Four Tet’s 3pm set on the first day of the second WILD LIFE feels very early (he’s playing Field Day later in the day), but is a thunderous, breezy introduction into a two-day bash that doesn’t ever really stop pelting forwards.
The Avalanches then continue their comeback tour on the cavernous main stage in a set that falls more than a little flat. Maybe it’s a generational problem - the WILD LIFE crowd is almost exclusively one of teens - and even the supposedly timeless ‘Frontier Psychiatrist’ fails to cause more than a little ripple.
For this one instance of the crowd’s age playing a detrimental part, WILD LIFE has many more sets that thrive in front of a fresh, never-endingly exuberant throng, with Flume in the Big Top hitting all the right spots, already confirming ‘Never Be Like You’ as a classic. Rat Boy also succeeds on these terms, while Skepta’s main stage triumph feels like it might be his biggest yet.
Disclosure's headline set is surprisingly short on guest stars, but no less production-heavy for it. The precedent is set by opening with 'White Noise', and the 90-minute barrage gets no less hit-heavy from there. Kwabs joins in for 'Willing & Able' for one of the few minutes of downtime, while 'Magnets' and a glorious 'Nocturnal' justify their status at the top of the band's repertoire alongside the now-classic 'When A Fire Starts To Burn' and 'Latch'. The debut of new track 'Boss' is the one surprise tonight - a cut that doesn’t really deviate from the band's formula but does show a continuation of their path of utter confidence. Despite this, their set doesn't have quite the same anticipatory, unknown feel as that of a year ago, where they launched 'Caracal', but serves as a celebration; a homecoming for a duo who have conquered the world in those 12 months.
Jorja Smith's first ever festival performance kicks off day two, and throwing her straight on to the main stage seems perfectly appropriate. 'Blue Lights' is already one of the songs of the year, and newie 'People', produced by Cadenza, will only serve to shoot Jorja further into the limelight - a position she wholeheartedly deserves.

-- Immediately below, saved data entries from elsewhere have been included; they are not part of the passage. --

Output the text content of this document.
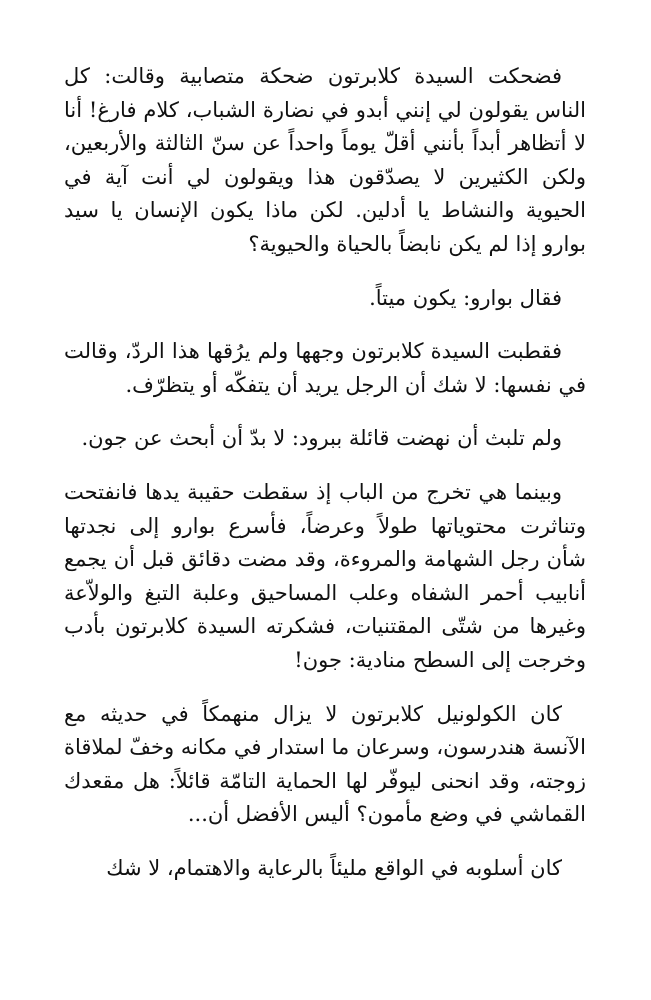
فضحكت السيدة كلابرتون ضحكة متصابية وقالت: كل الناس يقولون لي إنني أبدو في نضارة الشباب، كلام فارغ! أنا لا أتظاهر أبداً بأنني أقلّ يوماً واحداً عن سنّ الثالثة والأربعين، ولكن الكثيرين لا يصدّقون هذا ويقولون لي أنت آية في الحيوية والنشاط يا أدلين. لكن ماذا يكون الإنسان يا سيد بوارو إذا لم يكن نابضاً بالحياة والحيوية؟

فقال بوارو: يكون ميتاً.

فقطبت السيدة كلابرتون وجهها ولم يرُقها هذا الردّ، وقالت في نفسها: لا شك أن الرجل يريد أن يتفكّه أو يتظرّف.

ولم تلبث أن نهضت قائلة ببرود: لا بدّ أن أبحث عن جون.

وبينما هي تخرج من الباب إذ سقطت حقيبة يدها فانفتحت وتناثرت محتوياتها طولاً وعرضاً، فأسرع بوارو إلى نجدتها شأن رجل الشهامة والمروءة، وقد مضت دقائق قبل أن يجمع أنابيب أحمر الشفاه وعلب المساحيق وعلبة التبغ والولاّعة وغيرها من شتّى المقتنيات، فشكرته السيدة كلابرتون بأدب وخرجت إلى السطح منادية: جون!

كان الكولونيل كلابرتون لا يزال منهمكاً في حديثه مع الآنسة هندرسون، وسرعان ما استدار في مكانه وخفّ لملاقاة زوجته، وقد انحنى ليوفّر لها الحماية التامّة قائلاً: هل مقعدك القماشي في وضع مأمون؟ أليس الأفضل أن...

كان أسلوبه في الواقع مليئاً بالرعاية والاهتمام، لا شك
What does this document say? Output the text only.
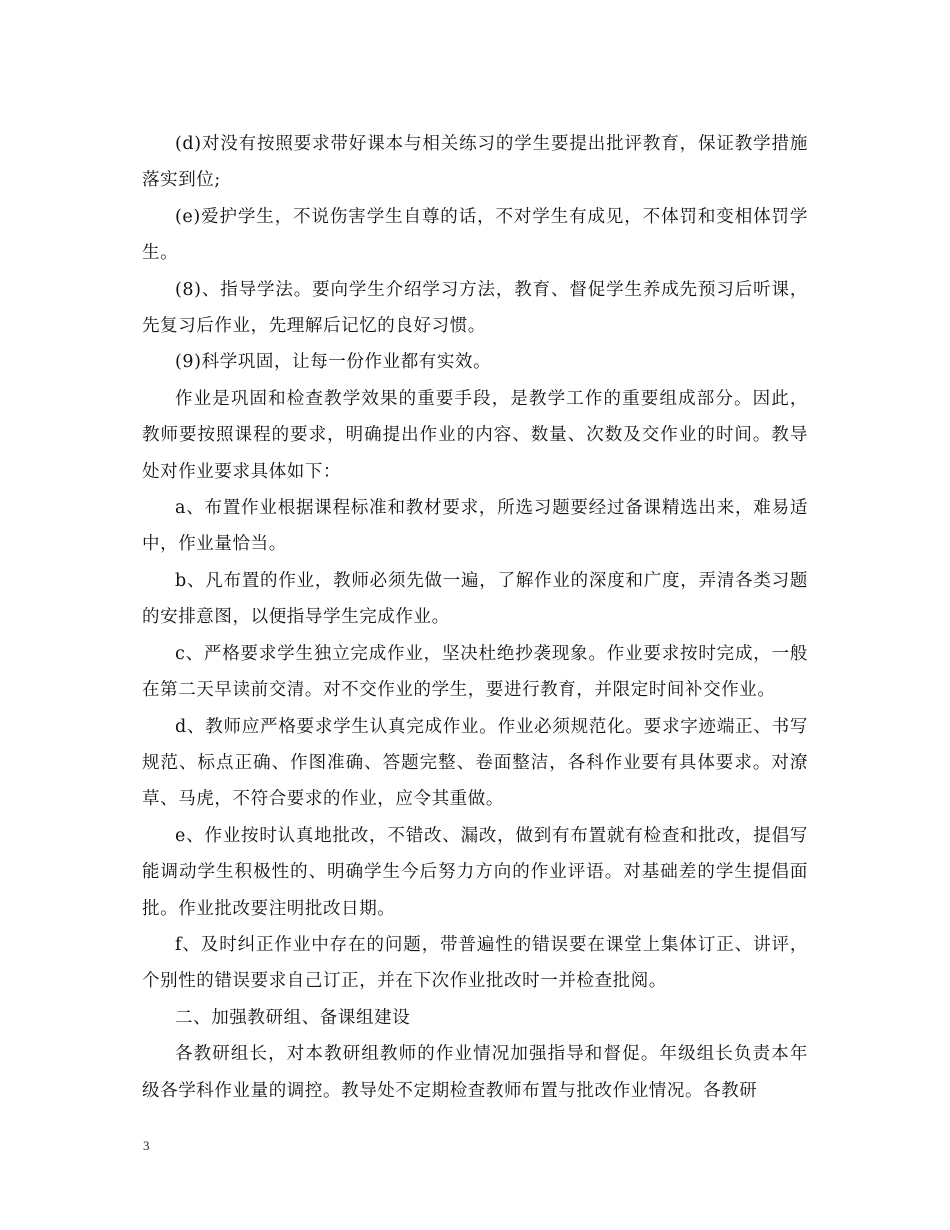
(d)对没有按照要求带好课本与相关练习的学生要提出批评教育，保证教学措施落实到位;

(e)爱护学生，不说伤害学生自尊的话，不对学生有成见，不体罚和变相体罚学生。

(8)、指导学法。要向学生介绍学习方法，教育、督促学生养成先预习后听课，先复习后作业，先理解后记忆的良好习惯。

(9)科学巩固，让每一份作业都有实效。

作业是巩固和检查教学效果的重要手段，是教学工作的重要组成部分。因此，教师要按照课程的要求，明确提出作业的内容、数量、次数及交作业的时间。教导处对作业要求具体如下：

a、布置作业根据课程标准和教材要求，所选习题要经过备课精选出来，难易适中，作业量恰当。

b、凡布置的作业，教师必须先做一遍，了解作业的深度和广度，弄清各类习题的安排意图，以便指导学生完成作业。

c、严格要求学生独立完成作业，坚决杜绝抄袭现象。作业要求按时完成，一般在第二天早读前交清。对不交作业的学生，要进行教育，并限定时间补交作业。

d、教师应严格要求学生认真完成作业。作业必须规范化。要求字迹端正、书写规范、标点正确、作图准确、答题完整、卷面整洁，各科作业要有具体要求。对潦草、马虎，不符合要求的作业，应令其重做。

e、作业按时认真地批改，不错改、漏改，做到有布置就有检查和批改，提倡写能调动学生积极性的、明确学生今后努力方向的作业评语。对基础差的学生提倡面批。作业批改要注明批改日期。

f、及时纠正作业中存在的问题，带普遍性的错误要在课堂上集体订正、讲评，个别性的错误要求自己订正，并在下次作业批改时一并检查批阅。

二、加强教研组、备课组建设

各教研组长，对本教研组教师的作业情况加强指导和督促。年级组长负责本年级各学科作业量的调控。教导处不定期检查教师布置与批改作业情况。各教研

3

If Skepta's performance felt like a moment, Stormzy's early set on Sunday blows it away. The excitement and reverence shown by the huge crowd shows grime's new hero as the star of 2016. Though his between-song chat is largely stage banter-by-numbers, his claim that this is the best festival crowd he's ever played to couldn't be more believable.
2016 is massive for Bastille. With a new song arriving before the end of the month, June is undoubtedly theirs, and their third-from-top billing ramps up the excitement for 'Wild World'. Tracks from 'Bad Blood' feel rejuvenated and even more anthemic second time around, with Dan Smith matching the relentless energy of the crowd jump for jump. Covers of TLC's 'No Scrubs' and their 'Of The Night' mash-up are perfectly festival-tailored, but it's the as-yet-unreleased new cuts from 'Wild World' that make the set. 'Send Them Off' possesses a chorus up there with the band's very best, while 'The Currents' is punchy and full of life. Dan looks supremely confident throughout the four new tracks aired, and the band are clearly as itching to release the album as the crowd are to receive it.
Todd Terje is without his Olsens tonight, but rattles through numbers from 'It's Album Time' with the same vigour as his band consistently provide, 'Inspector Norse' as riotous as ever. Pusha T's set that follows plunges things a whole lot darker, with highlights from last year's excellent 'Darkest Before Dawn: The Prelude' proving unlikely hands-in-the-air hits.
Rudimental's closing headline set is bombastic and full of colour, while things get a whole load more minimal in the Big Top with Kaytranada. Louis Celestin only plays to a few - small crowds are a fixture of the sets in the tent across the weekend - but sends those that have turned up away with a flawless selection of the best bits from this year's 99.9%'. It's a start to the summer that shows a select few as already having 2016 in the palm of their hands.